Kelly Luzod-Jones Comment by Kelly Luzod-Jones on July 14, 2009 at 5:37pm
Thank you for this article, I'll be sure to pass it on! Unfortunately, I have a few friends that really need it!
Lynne Kenney Comment by Lynne Kenney on July 13, 2009 at 8:26pm
Reiza, You are raising an important question. My view is that the first person you can change is yourself, the second person you can impact is your child(ren) by giving the skills of observation and evaluation. If your children are 6-12 I think you help them make decisions about what makes a good friend. If your kids are 0-6 you shift your schedule to allow them access to children who live with values you live with. We all choose our friends, the key is to help your kids develop the skills to choose wisely. Sometimes, a friend wants help when their kid is a brat or a bully, but usually I observe they live with values that reinforce the behavior and are not yet ready to change. Curiously, a favorite book of mine on this topic is Christian even though I rec it to my clients of all denominations, titled Family Virtues Guide by Popov. Michele Borba has also written a few great books related to this micheleborba.com. Lots to think about.

I welcome your thoughts, too, as Moms Know Best. Lynne
Lynne Kenney Comment by Lynne Kenney on July 13, 2009 at 8:09pm
Dawn, Agreed! I found that the topic of respect was so important yet complicated I spent weeks writing one chapter on RESPECT. How do we teach it? How do we model it? How do we expect our kids to live it? What do we do when their peers do not? What do we do when our partner or grandparents are not? Over time I realized it comes down to knowing where you stand and really living it. Even when you're tired, overwhelmed and stressed-out. Not easy. But central to our relationships. Thank you for bringing our attention to it. Lynne
Reiza Comment by Reiza on July 13, 2009 at 8:05pm
So, let's say someone reads through this and recognizes a friend's child. How do you deal with someone who has a brat or a bully & doesn't realize it?
Dawn Comment by Dawn on July 13, 2009 at 5:49pm
I could not agree more with teaching your child respect - it is the foundation for a happy life!

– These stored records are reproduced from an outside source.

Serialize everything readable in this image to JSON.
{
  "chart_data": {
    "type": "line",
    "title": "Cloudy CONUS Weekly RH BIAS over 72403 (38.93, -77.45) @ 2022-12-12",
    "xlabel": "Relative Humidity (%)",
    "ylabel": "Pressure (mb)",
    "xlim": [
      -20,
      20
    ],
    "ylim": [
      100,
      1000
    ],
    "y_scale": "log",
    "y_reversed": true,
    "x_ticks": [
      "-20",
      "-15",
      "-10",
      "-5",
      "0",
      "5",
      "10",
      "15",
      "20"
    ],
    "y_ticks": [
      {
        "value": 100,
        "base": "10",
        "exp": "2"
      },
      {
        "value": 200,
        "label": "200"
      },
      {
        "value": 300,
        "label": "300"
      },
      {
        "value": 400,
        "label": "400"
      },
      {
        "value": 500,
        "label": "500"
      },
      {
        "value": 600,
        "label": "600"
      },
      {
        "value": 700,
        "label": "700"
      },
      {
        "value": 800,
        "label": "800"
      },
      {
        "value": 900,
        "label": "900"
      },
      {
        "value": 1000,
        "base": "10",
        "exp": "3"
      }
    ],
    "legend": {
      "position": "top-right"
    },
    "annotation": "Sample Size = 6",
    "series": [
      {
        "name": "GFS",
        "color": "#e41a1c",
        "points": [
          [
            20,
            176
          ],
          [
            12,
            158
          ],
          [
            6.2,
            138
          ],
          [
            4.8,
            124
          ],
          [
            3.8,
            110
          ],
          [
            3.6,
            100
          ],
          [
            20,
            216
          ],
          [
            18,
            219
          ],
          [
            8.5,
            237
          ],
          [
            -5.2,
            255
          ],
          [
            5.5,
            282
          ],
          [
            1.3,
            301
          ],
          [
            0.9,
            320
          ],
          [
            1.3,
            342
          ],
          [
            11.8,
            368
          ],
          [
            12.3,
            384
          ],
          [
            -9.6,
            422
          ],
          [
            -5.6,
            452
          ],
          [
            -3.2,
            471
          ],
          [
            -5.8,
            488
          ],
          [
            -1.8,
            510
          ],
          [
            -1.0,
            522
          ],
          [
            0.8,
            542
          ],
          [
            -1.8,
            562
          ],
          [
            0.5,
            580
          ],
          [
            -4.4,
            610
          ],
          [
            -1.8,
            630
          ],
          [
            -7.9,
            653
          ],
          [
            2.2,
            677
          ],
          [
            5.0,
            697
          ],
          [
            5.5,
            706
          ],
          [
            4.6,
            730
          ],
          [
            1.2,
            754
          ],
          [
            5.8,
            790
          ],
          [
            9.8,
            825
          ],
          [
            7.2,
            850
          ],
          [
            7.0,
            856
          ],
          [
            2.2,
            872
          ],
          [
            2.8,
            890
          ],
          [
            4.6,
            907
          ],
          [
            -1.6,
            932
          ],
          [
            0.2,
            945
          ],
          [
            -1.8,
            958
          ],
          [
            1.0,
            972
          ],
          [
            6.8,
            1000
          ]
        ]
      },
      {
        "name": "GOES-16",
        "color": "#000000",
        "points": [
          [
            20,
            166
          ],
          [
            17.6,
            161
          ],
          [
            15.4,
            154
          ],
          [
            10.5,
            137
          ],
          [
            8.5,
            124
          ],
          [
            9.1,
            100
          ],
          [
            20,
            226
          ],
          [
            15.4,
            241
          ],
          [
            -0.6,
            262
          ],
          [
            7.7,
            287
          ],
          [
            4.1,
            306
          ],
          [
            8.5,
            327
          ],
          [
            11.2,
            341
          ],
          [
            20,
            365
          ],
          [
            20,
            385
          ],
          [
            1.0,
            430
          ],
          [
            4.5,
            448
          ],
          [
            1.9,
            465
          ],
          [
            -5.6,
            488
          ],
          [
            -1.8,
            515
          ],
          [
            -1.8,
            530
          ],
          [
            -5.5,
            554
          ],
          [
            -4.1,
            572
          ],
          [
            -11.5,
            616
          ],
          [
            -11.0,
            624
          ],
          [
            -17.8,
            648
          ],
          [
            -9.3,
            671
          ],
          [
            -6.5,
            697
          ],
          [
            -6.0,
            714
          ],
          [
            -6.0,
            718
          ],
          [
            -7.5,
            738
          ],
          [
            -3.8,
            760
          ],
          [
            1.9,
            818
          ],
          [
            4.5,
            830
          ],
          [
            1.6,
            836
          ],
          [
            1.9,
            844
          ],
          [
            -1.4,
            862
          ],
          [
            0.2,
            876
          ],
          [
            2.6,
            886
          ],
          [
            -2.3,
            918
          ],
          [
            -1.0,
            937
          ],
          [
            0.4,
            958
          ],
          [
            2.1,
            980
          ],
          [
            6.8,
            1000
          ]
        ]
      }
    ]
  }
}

Lynne Kenney Comment by Lynne Kenney on July 13, 2009 at 11:43am
I agree, especially when we work, our kids can get put on ignore, it's such a juggling act. But if you teach your children mastery, accountability and skillfulness between ages 3-8, they are so much better equipped to be successful in the social world. What do I need to teach my child to help him manage his feelings when he is frustrated? Mood modulation, thinking skills, cognitive delay. In kid's terms: 1) Think 2) Breathe 3) Respond. I love breaking tasks down for kids. It's so cool to then see them use the strategies. Enjoy your day, Lynne
Megan Calhoun Comment by Megan Calhoun on July 12, 2009 at 8:26am
Excellent information, Lynne! My four year old still has tantrums - I'm going to remember and implement your suggestions. I think the hardest thing is with our busy and hectic lifestyles these days, it's easy to not be as attentive as we should be. At least, I know that is what I struggle with.
Lynne Kenney Comment by Lynne Kenney on July 11, 2009 at 9:00pm
Read it with my daughter, she's teachin' me a few things.
Coach Jen Comment by Coach Jen on July 11, 2009 at 3:18am
Excellent article Lynne. I'll look forward to reading more and I wholeheartedly agree!